North Plainfield Councilman Doug Singleterry says that special interest lobbying was the driving force behind a proposed anti-smoking bill’s death during its second reading at the city council. The measure to raise the legal age for purchasing cigarettes had 4-2 support at first, but Singleterry says that pressure from tobacco lobbyists could have been the deciding factor. Similar bills have been shot down in Paramus and Edgewater.
North Plainfield was one of several municipalities that were seeking to get a jump on a possible state-wide ban on selling cigarettes to those under 21. So far nine New Jersey cities have enacted their own versions of the law, despite objections that city-wide bans for small municipalities will be of little use and may hurt local businesses if young smokers choose to buy in the next town over.
“We got opposition from this lobbying group called New Jersey Gasoline, Convenience Store and Automotive Association,” said Singleterry, adding that the group also opposes a state-wide version of the bill.
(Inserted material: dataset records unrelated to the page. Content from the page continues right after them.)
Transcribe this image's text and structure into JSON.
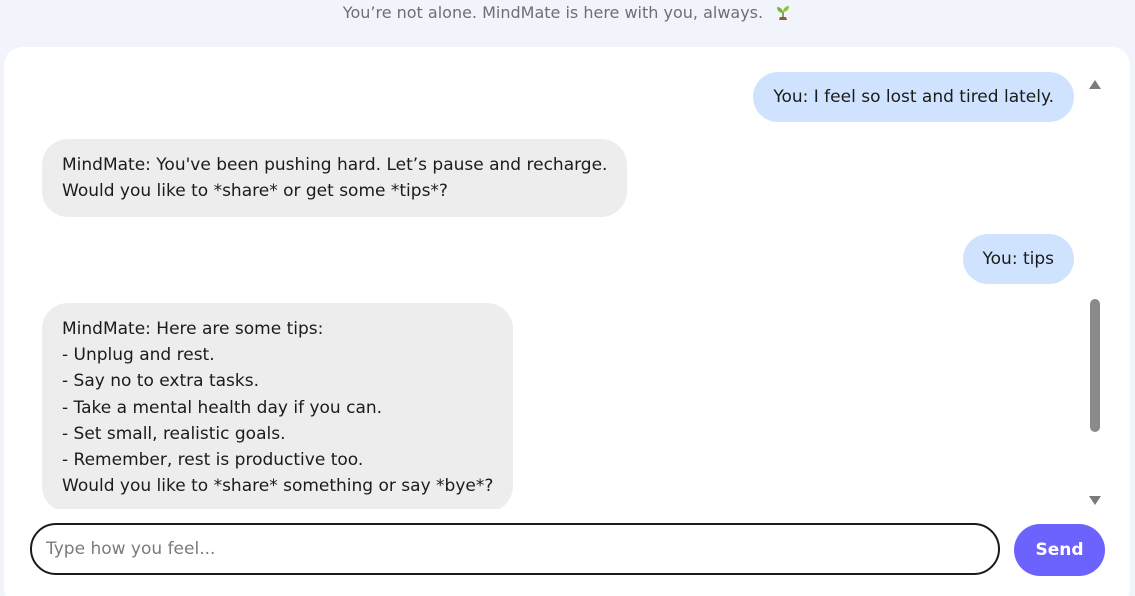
{
  "header": {
    "tagline": "You’re not alone. MindMate is here with you, always.",
    "tagline_icon": "seedling-icon"
  },
  "chat": {
    "messages": [
      {
        "role": "user",
        "text": "You: I feel so lost and tired lately."
      },
      {
        "role": "bot",
        "text": "MindMate: You've been pushing hard. Let’s pause and recharge.\nWould you like to *share* or get some *tips*?"
      },
      {
        "role": "user",
        "text": "You: tips"
      },
      {
        "role": "bot",
        "text": "MindMate: Here are some tips:\n- Unplug and rest.\n- Say no to extra tasks.\n- Take a mental health day if you can.\n- Set small, realistic goals.\n- Remember, rest is productive too.\nWould you like to *share* something or say *bye*?"
      }
    ]
  },
  "composer": {
    "placeholder": "Type how you feel...",
    "value": "",
    "send_label": "Send"
  },
  "colors": {
    "user_bubble": "#cfe3fe",
    "bot_bubble": "#ededed",
    "accent": "#6c63ff",
    "background": "#f2f4fb"
  }
}
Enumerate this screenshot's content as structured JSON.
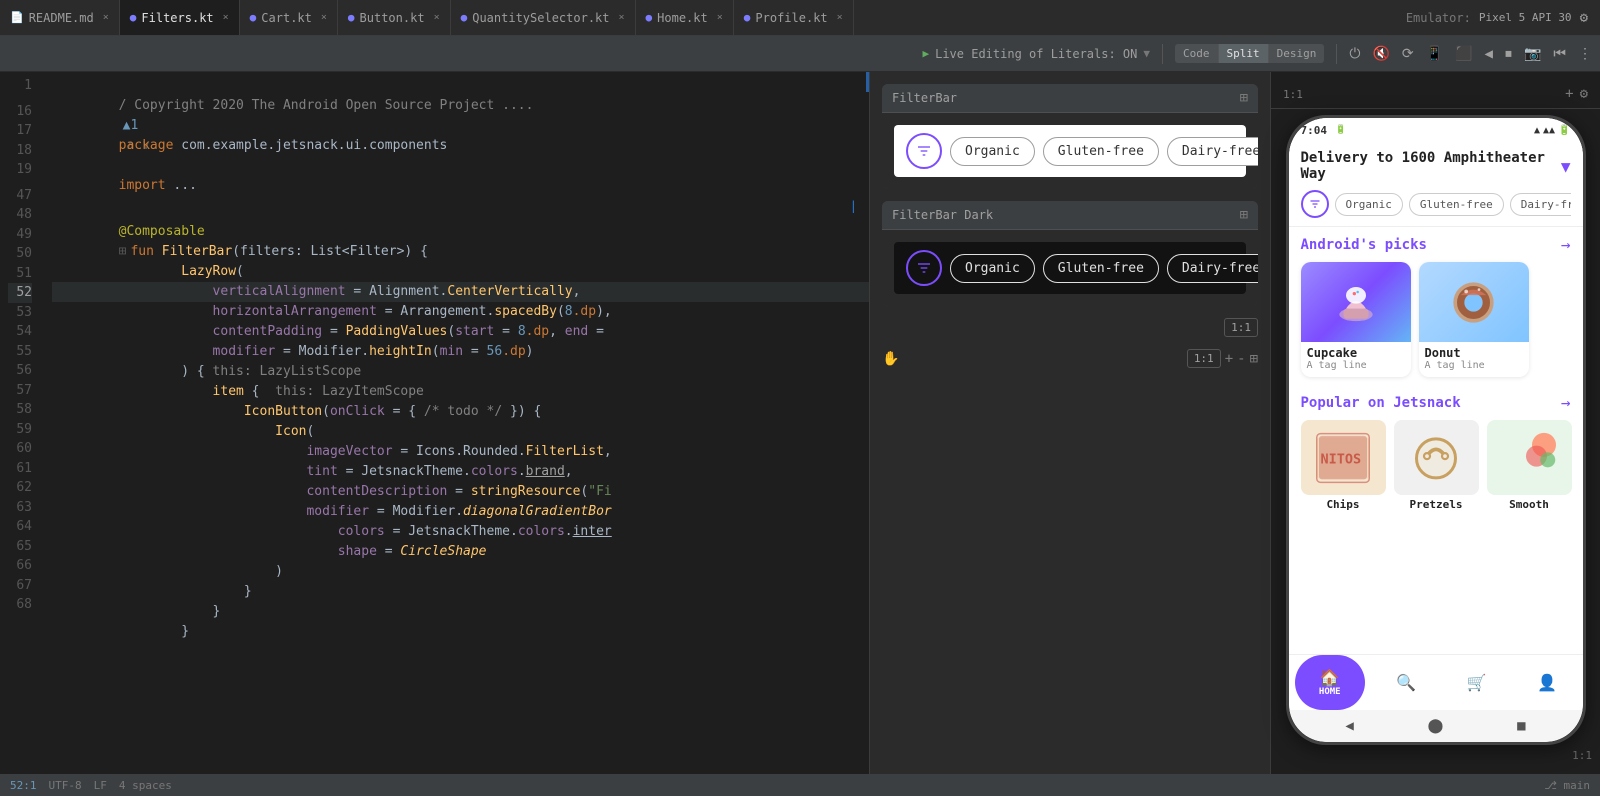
{
  "tabs": [
    {
      "label": "README.md",
      "icon": "📄",
      "active": false
    },
    {
      "label": "Filters.kt",
      "icon": "🔵",
      "active": true
    },
    {
      "label": "Cart.kt",
      "icon": "🔵",
      "active": false
    },
    {
      "label": "Button.kt",
      "icon": "🔵",
      "active": false
    },
    {
      "label": "QuantitySelector.kt",
      "icon": "🔵",
      "active": false
    },
    {
      "label": "Home.kt",
      "icon": "🔵",
      "active": false
    },
    {
      "label": "Profile.kt",
      "icon": "🔵",
      "active": false
    }
  ],
  "toolbar": {
    "live_editing": "Live Editing of Literals: ON",
    "code_label": "Code",
    "split_label": "Split",
    "design_label": "Design"
  },
  "emulator": {
    "label": "Emulator:",
    "device": "Pixel 5 API 30"
  },
  "code_lines": [
    {
      "num": "1",
      "content": "/ Copyright 2020 The Android Open Source Project ....",
      "highlight": false
    },
    {
      "num": "16",
      "content": "",
      "highlight": false
    },
    {
      "num": "17",
      "content": "",
      "highlight": false
    },
    {
      "num": "18",
      "content": "",
      "highlight": false
    },
    {
      "num": "19",
      "content": "",
      "highlight": false
    },
    {
      "num": "47",
      "content": "",
      "highlight": false
    },
    {
      "num": "48",
      "content": "",
      "highlight": false
    },
    {
      "num": "49",
      "content": "",
      "highlight": false
    },
    {
      "num": "50",
      "content": "",
      "highlight": false
    },
    {
      "num": "51",
      "content": "",
      "highlight": false
    },
    {
      "num": "52",
      "content": "",
      "highlight": true
    },
    {
      "num": "53",
      "content": "",
      "highlight": false
    },
    {
      "num": "54",
      "content": "",
      "highlight": false
    },
    {
      "num": "55",
      "content": "",
      "highlight": false
    },
    {
      "num": "56",
      "content": "",
      "highlight": false
    },
    {
      "num": "57",
      "content": "",
      "highlight": false
    },
    {
      "num": "58",
      "content": "",
      "highlight": false
    },
    {
      "num": "59",
      "content": "",
      "highlight": false
    },
    {
      "num": "60",
      "content": "",
      "highlight": false
    },
    {
      "num": "61",
      "content": "",
      "highlight": false
    },
    {
      "num": "62",
      "content": "",
      "highlight": false
    },
    {
      "num": "63",
      "content": "",
      "highlight": false
    },
    {
      "num": "64",
      "content": "",
      "highlight": false
    },
    {
      "num": "65",
      "content": "",
      "highlight": false
    },
    {
      "num": "66",
      "content": "",
      "highlight": false
    },
    {
      "num": "67",
      "content": "",
      "highlight": false
    },
    {
      "num": "68",
      "content": "",
      "highlight": false
    }
  ],
  "preview": {
    "filterbar_light_title": "FilterBar",
    "filterbar_dark_title": "FilterBar Dark",
    "chips_light": [
      "Organic",
      "Gluten-free",
      "Dairy-free"
    ],
    "chips_dark": [
      "Organic",
      "Gluten-free",
      "Dairy-free"
    ]
  },
  "phone": {
    "status_time": "7:04",
    "delivery_text": "Delivery to 1600 Amphitheater Way",
    "chips": [
      "Organic",
      "Gluten-free",
      "Dairy-free"
    ],
    "section1_title": "Android's picks",
    "picks": [
      {
        "name": "Cupcake",
        "tagline": "A tag line"
      },
      {
        "name": "Donut",
        "tagline": "A tag line"
      }
    ],
    "section2_title": "Popular on Jetsnack",
    "popular": [
      "Chips",
      "Pretzels",
      "Smooth"
    ],
    "nav": [
      "HOME",
      "",
      "",
      ""
    ],
    "bottom_nav": [
      "◀",
      "⬤",
      "■"
    ]
  }
}
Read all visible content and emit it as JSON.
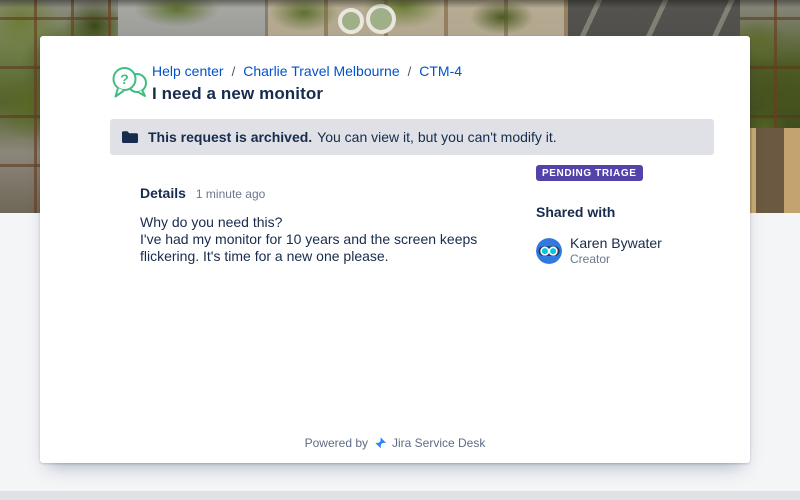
{
  "breadcrumb": {
    "separator": "/",
    "items": [
      "Help center",
      "Charlie Travel Melbourne",
      "CTM-4"
    ]
  },
  "request": {
    "title": "I need a new monitor",
    "status": "PENDING TRIAGE",
    "archived_notice": {
      "bold": "This request is archived.",
      "text": "You can view it, but you can't modify it."
    },
    "details": {
      "heading": "Details",
      "timestamp": "1 minute ago",
      "question": "Why do you need this?",
      "answer": "I've had my monitor for 10 years and the screen keeps flickering. It's time for a new one please."
    },
    "shared_with": {
      "heading": "Shared with",
      "people": [
        {
          "name": "Karen Bywater",
          "role": "Creator"
        }
      ]
    }
  },
  "footer": {
    "powered_by": "Powered by",
    "product": "Jira Service Desk"
  },
  "colors": {
    "link": "#0052CC",
    "heading": "#172B4D",
    "muted": "#6B778C",
    "banner_bg": "#DFE1E6",
    "badge_bg": "#5243AA",
    "page_bg": "#F4F5F7",
    "help_icon_green": "#41BD83",
    "avatar_blue": "#3179DE",
    "jira_blue": "#2684FF"
  }
}
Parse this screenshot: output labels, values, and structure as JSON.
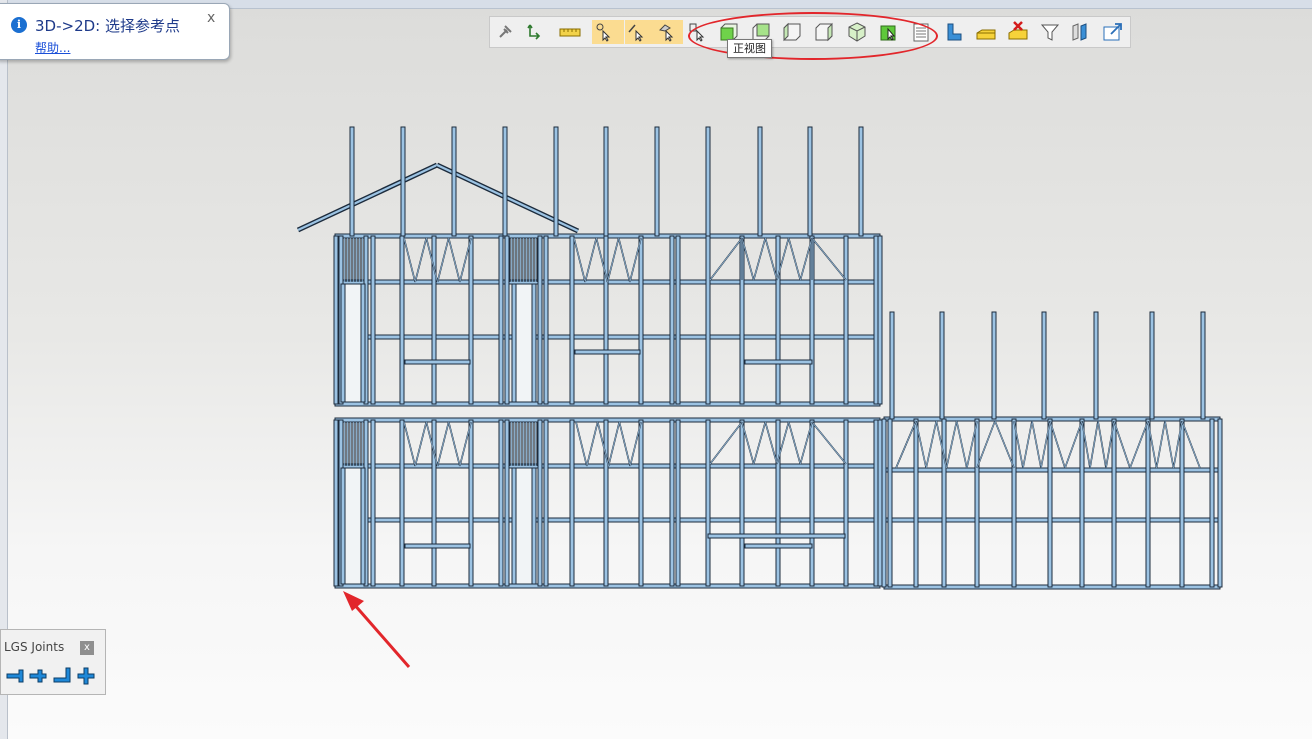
{
  "hint": {
    "title": "3D->2D: 选择参考点",
    "help": "帮助...",
    "close": "x"
  },
  "toolbar": {
    "buttons": [
      {
        "name": "pin-icon",
        "hl": false
      },
      {
        "name": "rotate-icon",
        "hl": false
      },
      {
        "name": "ruler-icon",
        "hl": false
      },
      {
        "name": "snap-point-icon",
        "hl": true
      },
      {
        "name": "snap-edge-icon",
        "hl": true
      },
      {
        "name": "snap-face-icon",
        "hl": true
      },
      {
        "name": "select-box-icon",
        "hl": false
      },
      {
        "name": "front-view-icon",
        "hl": false
      },
      {
        "name": "back-view-icon",
        "hl": false
      },
      {
        "name": "left-view-icon",
        "hl": false
      },
      {
        "name": "right-view-icon",
        "hl": false
      },
      {
        "name": "iso-view-icon",
        "hl": false
      },
      {
        "name": "select-view-icon",
        "hl": false
      },
      {
        "name": "layers-icon",
        "hl": false
      },
      {
        "name": "profile-icon",
        "hl": false
      },
      {
        "name": "stack-icon",
        "hl": false
      },
      {
        "name": "delete-stack-icon",
        "hl": false
      },
      {
        "name": "filter-icon",
        "hl": false
      },
      {
        "name": "panels-icon",
        "hl": false
      },
      {
        "name": "export-icon",
        "hl": false
      }
    ]
  },
  "tooltip": "正视图",
  "joints_panel": {
    "title": "LGS Joints",
    "close": "x",
    "buttons": [
      "t-joint-left-icon",
      "t-joint-right-icon",
      "l-joint-icon",
      "cross-joint-icon"
    ]
  },
  "colors": {
    "accent_red": "#e2262b",
    "steel_fill": "#9cc3e3",
    "steel_dark": "#1c2b3c",
    "highlight": "#fbdc91"
  }
}
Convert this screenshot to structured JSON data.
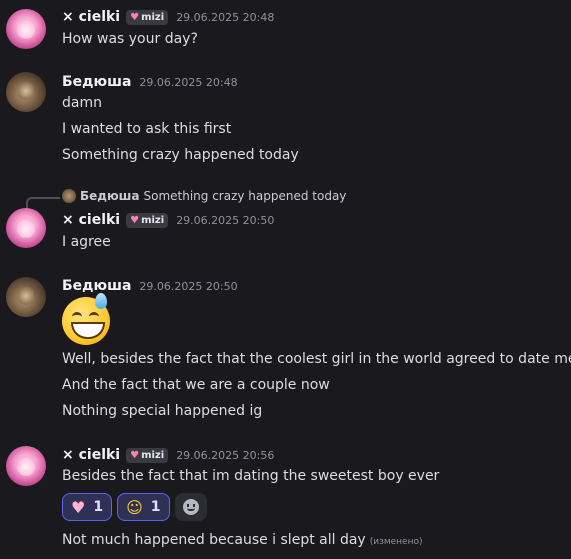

Singleterry published an op-ed in June detailing his arguments for the change. He says that he hopes coming forward about the sway the tobacco lobby holds at even the local level will help more iterations of the bill succeed across the state.
“I wanted to provide information to other municipalities that are considering raising the smoking age because inevitably, they’re gonna deal with the same opposition and the same arguments from this lobbying organization, said Singleterry. “They’ve been opposing it wherever it’s been proposed.”
Singleterry’s fellow North Plainfield City Councilmember Keiona R. Miller agreed with his assessment, saying “[they] made it seem that if we go ahead and implement this that it would drive people out of business. And I think that’s ludicrous. If your revenue depends so strongly on the amount of patrons between the ages of 19 and 21 that go into your store to buy cigarettes, you’ve got other issues.”
Though both Singleterry and Miller said that the town-by-town approach was largely a bid for the state legislature’s attention on the matter, neither ruled out the possibility that candidates in competitive districts have been hedging their bets before the 2015 general assembly elections. Edgewater and Paramus have also considered and rejected the bill.
With no guarantees that voters in Bergen County would welcome a decision for or against the measure, it could be that the bills’ fates have been more a matter of political expediency than of the lobbyists’ influence. In Paramus, council-members could feel the need to be cautious and wait for the state to resolve the controversial measure for them, rather than adding an unpopular vote to incumbent Assemblyman Joseph Lagana’s (D-38) record.
Miller agreed that “[it] did affect the way people voted in a way it shouldn’t have,” adding that a state-wide change from a minimum age of 19 to 21 might make the prospect more appealing to local officials. “What happens, once you get to the state level, people get to say we didn’t have a choice,” said Miller. “‘There’s a mandate so we had to do it,’ so nobody has to look like the bad guy. But I think, if you’re standing up for health and for people making healthy choices, you shouldn’t be painted as the bad guy.”
When asked whether there were political motivations at play for those who voted against versions of the bill in some municipalities, or whether the upcoming assembly races may have played a part in its being shot down in some legislative districts, Miller was diplomatic.
“I don’t know that it’s political, but I hope that they would think in terms of health.”